1. A heating assembly, comprising:

a heating sheet including a first insulating layer and a heating wire disposed on the heat sheet; and

a wiring sheet including an insulating base layer disposed on the first insulating layer and a wiring cable disposed on the insulating base layer, the wiring cable is electrically connected to the heating wire, wherein

the wiring cable has an impedance value that is lower than an impedance value of the heating wire.

2. The heating assembly of claim 1, wherein the heating sheet further includes a second insulating layer, the heating wire is disposed between the first insulating layer and the second insulating layer.

3. The heating assembly of claim 1, further comprises at least one conductive member, the first insulating layer includes at least one first through hole, the heating wire and the wiring cable are electrically connected to each other via the at least one conductive member through the at least one first through hole.

4. The heating assembly of claim 3, wherein the at least one conductive member is one of a conductive screw, a conductive rivet, a solder, a conductive spring, a conductive spring clip, a conductive foam or a matching conductive socket and plug.

5. The heating assembly of claim 1, wherein the wiring sheet is a flexible printed circuit board.

6. The heating assembly of claim 1, wherein the insulating base layer is a circuit board.

7. The heating assembly of claim 1, wherein the wiring sheet further comprises an insulating cover layer, the wiring cable is disposed between the insulating base layer and the insulating cover layer, and the insulating base layer is disposed on the first insulating layer through the insulating cover layer.

8. The heating assembly of claim 7, further comprises at least one conductive member, the first insulating layer includes at least one first through hole, the insulating cover layer includes at least one second through hole, the heating wire and the wiring cable are electrically connected to each other via the at least one conductive member through the at least one first through hole and the at least one second through hole.

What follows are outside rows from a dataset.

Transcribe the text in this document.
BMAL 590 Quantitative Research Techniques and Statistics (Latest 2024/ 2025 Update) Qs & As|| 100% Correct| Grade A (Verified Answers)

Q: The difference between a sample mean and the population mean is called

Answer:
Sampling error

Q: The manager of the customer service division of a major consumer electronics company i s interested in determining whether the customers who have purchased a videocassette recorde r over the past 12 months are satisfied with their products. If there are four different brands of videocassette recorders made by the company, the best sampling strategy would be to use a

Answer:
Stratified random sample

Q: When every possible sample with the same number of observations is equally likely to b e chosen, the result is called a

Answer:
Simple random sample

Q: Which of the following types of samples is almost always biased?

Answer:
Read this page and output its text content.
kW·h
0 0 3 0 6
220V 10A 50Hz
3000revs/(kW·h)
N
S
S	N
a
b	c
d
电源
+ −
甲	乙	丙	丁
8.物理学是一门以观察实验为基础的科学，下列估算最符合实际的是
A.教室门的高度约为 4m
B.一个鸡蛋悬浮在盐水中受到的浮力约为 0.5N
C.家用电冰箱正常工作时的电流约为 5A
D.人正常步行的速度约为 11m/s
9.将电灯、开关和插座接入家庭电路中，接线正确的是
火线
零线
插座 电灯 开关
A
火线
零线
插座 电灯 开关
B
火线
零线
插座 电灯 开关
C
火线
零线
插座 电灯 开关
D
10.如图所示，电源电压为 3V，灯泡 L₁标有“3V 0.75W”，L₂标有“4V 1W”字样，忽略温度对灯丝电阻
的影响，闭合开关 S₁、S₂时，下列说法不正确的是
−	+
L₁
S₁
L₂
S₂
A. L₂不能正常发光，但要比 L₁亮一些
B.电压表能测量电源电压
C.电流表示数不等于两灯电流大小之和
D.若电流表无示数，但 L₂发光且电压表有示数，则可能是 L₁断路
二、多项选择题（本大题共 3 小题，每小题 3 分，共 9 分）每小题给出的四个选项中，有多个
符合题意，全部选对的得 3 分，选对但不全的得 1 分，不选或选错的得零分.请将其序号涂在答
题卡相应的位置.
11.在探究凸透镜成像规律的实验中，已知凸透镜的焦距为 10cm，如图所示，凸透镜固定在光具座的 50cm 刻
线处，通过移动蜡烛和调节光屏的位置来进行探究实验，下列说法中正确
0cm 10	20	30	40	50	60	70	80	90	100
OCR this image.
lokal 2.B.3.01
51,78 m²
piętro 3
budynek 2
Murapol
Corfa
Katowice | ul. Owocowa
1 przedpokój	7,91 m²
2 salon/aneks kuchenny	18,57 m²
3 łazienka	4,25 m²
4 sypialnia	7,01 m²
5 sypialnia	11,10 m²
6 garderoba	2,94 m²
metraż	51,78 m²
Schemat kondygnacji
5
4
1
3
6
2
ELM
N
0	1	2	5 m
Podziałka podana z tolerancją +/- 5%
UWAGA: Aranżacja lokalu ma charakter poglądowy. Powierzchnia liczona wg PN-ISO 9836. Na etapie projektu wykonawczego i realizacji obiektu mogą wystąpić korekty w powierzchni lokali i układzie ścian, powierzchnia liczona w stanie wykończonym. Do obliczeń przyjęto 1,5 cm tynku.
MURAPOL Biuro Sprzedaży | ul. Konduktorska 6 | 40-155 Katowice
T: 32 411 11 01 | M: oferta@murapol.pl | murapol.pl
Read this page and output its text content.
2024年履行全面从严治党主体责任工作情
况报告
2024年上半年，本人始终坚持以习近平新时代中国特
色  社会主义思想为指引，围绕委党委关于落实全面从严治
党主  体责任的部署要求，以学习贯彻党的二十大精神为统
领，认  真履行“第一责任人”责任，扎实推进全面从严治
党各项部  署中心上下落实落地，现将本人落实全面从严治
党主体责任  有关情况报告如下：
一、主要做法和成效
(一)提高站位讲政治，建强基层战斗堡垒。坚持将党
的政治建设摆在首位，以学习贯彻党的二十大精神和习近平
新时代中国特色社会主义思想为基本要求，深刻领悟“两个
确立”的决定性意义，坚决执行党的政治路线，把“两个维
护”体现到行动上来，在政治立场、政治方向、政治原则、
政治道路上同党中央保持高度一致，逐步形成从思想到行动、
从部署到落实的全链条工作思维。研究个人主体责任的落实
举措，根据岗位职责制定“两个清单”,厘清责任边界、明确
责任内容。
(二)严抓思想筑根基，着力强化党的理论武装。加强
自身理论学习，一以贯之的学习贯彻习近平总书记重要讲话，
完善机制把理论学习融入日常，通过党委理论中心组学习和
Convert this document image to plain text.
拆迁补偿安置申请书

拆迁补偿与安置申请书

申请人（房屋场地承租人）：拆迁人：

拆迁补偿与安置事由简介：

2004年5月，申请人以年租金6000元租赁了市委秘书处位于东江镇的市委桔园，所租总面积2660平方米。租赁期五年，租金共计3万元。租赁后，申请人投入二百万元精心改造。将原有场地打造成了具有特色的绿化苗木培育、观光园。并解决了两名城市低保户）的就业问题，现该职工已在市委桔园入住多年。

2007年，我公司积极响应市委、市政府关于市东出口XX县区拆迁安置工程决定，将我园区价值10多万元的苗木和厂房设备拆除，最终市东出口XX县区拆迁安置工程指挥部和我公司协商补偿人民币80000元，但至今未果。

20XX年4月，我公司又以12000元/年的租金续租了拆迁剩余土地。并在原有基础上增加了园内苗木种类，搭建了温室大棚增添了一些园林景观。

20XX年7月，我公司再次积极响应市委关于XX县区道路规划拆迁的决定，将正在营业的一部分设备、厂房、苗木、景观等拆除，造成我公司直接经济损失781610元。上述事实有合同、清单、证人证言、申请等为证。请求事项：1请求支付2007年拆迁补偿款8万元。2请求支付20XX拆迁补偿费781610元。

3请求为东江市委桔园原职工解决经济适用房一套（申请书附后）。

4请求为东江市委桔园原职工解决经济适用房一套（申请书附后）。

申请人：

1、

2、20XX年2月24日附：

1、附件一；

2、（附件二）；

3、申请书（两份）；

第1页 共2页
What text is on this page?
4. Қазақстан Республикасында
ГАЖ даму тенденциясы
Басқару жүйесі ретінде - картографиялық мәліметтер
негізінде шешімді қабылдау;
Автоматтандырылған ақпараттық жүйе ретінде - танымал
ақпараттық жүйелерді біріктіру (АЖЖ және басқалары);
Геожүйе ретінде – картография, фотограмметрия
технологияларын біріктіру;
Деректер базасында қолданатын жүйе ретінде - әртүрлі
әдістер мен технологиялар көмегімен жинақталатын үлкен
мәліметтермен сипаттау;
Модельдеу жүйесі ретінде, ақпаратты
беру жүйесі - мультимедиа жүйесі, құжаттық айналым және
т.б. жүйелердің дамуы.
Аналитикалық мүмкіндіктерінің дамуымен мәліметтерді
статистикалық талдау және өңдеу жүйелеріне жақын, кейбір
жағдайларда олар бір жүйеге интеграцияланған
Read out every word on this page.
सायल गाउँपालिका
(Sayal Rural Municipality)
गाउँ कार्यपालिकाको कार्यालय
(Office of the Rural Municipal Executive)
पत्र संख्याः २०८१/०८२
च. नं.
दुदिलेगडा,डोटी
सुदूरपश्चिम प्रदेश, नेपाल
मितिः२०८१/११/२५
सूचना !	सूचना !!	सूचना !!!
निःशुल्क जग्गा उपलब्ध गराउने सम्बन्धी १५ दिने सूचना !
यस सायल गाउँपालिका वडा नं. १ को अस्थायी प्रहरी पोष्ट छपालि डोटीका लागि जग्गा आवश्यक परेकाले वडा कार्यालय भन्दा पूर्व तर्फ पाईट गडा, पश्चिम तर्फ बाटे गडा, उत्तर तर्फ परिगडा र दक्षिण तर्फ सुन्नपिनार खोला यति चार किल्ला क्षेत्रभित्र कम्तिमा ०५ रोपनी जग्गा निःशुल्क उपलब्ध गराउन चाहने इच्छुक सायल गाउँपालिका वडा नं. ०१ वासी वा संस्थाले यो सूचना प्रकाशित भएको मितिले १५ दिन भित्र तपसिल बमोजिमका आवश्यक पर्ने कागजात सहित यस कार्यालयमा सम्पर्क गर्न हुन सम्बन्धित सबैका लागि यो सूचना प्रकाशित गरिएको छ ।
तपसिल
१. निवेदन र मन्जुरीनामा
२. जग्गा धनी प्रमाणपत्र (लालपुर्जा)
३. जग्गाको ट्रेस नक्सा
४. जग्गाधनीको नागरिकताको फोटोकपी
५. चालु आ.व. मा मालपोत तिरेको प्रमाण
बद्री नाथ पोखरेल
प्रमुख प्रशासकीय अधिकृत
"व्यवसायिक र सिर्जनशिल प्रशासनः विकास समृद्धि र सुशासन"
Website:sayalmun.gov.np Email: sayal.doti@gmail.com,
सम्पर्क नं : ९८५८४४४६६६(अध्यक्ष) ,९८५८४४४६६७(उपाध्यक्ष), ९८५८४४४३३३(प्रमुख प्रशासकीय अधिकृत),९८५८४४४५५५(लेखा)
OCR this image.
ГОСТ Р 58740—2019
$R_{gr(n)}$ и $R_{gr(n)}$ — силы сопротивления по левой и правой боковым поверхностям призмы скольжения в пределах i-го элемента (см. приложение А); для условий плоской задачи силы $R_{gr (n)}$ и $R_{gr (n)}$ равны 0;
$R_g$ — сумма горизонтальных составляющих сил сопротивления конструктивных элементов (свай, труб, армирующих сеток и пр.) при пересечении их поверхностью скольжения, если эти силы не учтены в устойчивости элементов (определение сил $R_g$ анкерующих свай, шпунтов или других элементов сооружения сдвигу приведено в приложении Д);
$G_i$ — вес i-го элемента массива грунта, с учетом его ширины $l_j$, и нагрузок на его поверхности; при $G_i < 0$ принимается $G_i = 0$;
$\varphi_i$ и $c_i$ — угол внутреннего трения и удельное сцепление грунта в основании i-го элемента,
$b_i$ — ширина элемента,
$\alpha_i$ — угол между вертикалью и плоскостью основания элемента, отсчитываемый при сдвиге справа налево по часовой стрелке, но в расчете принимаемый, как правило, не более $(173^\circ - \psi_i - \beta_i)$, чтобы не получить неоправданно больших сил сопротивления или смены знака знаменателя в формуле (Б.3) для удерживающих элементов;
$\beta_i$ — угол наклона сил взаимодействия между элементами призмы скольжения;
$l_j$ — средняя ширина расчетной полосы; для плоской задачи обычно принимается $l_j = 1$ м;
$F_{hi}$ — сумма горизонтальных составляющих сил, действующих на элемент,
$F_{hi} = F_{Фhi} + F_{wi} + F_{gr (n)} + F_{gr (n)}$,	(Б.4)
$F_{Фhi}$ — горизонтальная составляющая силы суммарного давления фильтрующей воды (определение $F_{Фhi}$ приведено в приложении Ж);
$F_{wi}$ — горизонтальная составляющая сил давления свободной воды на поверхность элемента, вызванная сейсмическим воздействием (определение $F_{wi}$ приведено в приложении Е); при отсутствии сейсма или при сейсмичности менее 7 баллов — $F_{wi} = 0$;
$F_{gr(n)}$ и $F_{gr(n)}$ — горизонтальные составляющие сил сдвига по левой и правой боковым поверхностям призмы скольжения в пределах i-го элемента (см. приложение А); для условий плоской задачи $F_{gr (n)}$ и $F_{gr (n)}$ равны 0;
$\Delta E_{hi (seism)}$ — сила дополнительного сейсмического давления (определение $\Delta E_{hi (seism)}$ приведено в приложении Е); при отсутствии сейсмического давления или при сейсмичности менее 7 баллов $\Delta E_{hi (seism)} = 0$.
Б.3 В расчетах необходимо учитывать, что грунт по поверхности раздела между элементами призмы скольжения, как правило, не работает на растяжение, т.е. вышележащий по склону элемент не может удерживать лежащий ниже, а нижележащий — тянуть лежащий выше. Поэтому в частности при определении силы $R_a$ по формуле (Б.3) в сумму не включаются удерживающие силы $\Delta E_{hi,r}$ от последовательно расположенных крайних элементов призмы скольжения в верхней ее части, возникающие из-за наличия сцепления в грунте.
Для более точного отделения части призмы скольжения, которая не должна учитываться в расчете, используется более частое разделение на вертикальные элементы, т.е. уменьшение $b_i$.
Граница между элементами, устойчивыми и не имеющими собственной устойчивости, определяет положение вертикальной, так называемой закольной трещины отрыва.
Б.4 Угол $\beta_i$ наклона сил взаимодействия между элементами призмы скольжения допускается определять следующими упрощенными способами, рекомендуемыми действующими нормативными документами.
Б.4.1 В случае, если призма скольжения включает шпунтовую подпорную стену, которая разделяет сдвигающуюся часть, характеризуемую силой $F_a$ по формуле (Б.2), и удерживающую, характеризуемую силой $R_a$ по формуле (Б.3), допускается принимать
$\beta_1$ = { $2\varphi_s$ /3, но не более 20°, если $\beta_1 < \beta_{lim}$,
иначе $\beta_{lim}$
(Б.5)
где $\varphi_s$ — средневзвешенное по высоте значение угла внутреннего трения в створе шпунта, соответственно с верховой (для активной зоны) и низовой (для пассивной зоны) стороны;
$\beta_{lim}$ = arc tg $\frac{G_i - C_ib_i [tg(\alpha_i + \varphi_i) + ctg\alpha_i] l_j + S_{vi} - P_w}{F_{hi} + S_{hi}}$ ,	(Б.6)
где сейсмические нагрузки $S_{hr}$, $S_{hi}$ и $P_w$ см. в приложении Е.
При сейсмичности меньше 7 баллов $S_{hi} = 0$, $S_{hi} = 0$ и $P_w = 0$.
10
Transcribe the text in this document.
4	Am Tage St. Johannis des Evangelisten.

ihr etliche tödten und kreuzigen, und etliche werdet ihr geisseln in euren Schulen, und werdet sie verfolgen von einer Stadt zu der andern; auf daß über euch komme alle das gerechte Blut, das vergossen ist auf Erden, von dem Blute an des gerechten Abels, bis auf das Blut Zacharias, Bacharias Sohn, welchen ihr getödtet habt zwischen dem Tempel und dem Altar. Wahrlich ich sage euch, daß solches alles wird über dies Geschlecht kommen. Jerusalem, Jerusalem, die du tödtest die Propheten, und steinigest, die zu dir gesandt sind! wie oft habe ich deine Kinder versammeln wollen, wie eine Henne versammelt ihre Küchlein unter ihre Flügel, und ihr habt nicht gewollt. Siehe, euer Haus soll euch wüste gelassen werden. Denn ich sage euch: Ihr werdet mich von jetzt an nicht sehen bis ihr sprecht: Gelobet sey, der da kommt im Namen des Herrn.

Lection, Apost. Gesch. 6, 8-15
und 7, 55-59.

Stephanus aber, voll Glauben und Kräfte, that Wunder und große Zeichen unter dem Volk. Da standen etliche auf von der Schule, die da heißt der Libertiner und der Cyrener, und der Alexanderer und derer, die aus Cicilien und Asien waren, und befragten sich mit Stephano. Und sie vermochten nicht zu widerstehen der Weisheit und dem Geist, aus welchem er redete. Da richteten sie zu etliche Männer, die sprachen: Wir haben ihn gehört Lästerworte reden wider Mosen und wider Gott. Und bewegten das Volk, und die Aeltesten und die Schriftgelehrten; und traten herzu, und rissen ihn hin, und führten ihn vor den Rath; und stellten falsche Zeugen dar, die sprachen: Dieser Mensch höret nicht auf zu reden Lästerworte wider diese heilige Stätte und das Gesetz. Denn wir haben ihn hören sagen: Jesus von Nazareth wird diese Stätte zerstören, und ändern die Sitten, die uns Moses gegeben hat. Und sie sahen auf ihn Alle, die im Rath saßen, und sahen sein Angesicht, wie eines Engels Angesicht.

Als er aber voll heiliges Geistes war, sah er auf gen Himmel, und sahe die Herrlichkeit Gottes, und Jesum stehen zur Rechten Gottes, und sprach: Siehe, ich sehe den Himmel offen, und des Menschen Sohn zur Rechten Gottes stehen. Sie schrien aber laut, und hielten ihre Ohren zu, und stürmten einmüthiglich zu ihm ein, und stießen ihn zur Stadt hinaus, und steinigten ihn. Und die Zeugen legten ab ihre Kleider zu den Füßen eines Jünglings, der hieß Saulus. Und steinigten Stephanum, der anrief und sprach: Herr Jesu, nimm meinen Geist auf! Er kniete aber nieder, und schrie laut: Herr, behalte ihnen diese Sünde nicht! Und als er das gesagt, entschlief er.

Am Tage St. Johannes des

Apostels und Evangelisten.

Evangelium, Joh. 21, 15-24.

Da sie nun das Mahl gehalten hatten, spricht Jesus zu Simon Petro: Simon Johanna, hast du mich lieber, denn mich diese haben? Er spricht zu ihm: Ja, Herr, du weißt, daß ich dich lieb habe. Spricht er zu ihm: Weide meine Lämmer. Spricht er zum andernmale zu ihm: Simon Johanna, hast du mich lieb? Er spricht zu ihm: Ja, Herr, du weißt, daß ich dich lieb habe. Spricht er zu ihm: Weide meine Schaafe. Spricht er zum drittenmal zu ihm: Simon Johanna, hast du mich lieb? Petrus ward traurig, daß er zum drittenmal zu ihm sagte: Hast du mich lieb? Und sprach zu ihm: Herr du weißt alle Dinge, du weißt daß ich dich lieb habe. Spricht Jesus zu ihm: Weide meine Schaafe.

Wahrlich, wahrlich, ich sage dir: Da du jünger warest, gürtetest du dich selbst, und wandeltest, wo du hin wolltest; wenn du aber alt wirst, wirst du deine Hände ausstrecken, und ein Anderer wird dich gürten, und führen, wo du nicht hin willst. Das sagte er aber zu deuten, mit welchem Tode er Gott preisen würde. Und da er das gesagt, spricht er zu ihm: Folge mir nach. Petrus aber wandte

9. The heating assembly of claim 1, wherein the heating wire comprises a first heating sub-wire, a second heating sub-wire, and a third heating sub-wire that are separated from each other, at least two of the first heating sub-wire, the second heating sub-wire, and the third heating sub-wire have a different width, and the wiring cable comprises a first wiring sub-wire, a second wiring sub-wire, and a third wiring sub-wire that are separated from each other and electrically connected to the first heating sub-wire, the second heating sub-wire, and the third heating sub-wire respectively.

10. The heating assembly of claim 9, wherein the first heating sub-wire, the second heating sub-wire, and the third heating sub-wire are wave-shaped, and at least two of the first heating sub-wire, the second heating sub-wire, and the third heating sub-wire have a different number of peaks.

11. The heating assembly of claim 1, further comprises a connecting cable that is connected to the wiring cable.

12. The heating assembly of claim 11, further comprises a thermal block thermally coupled to the heating sheet and a connection point between the connecting cable and the wiring cable is located outside of a perimeter of the thermal block.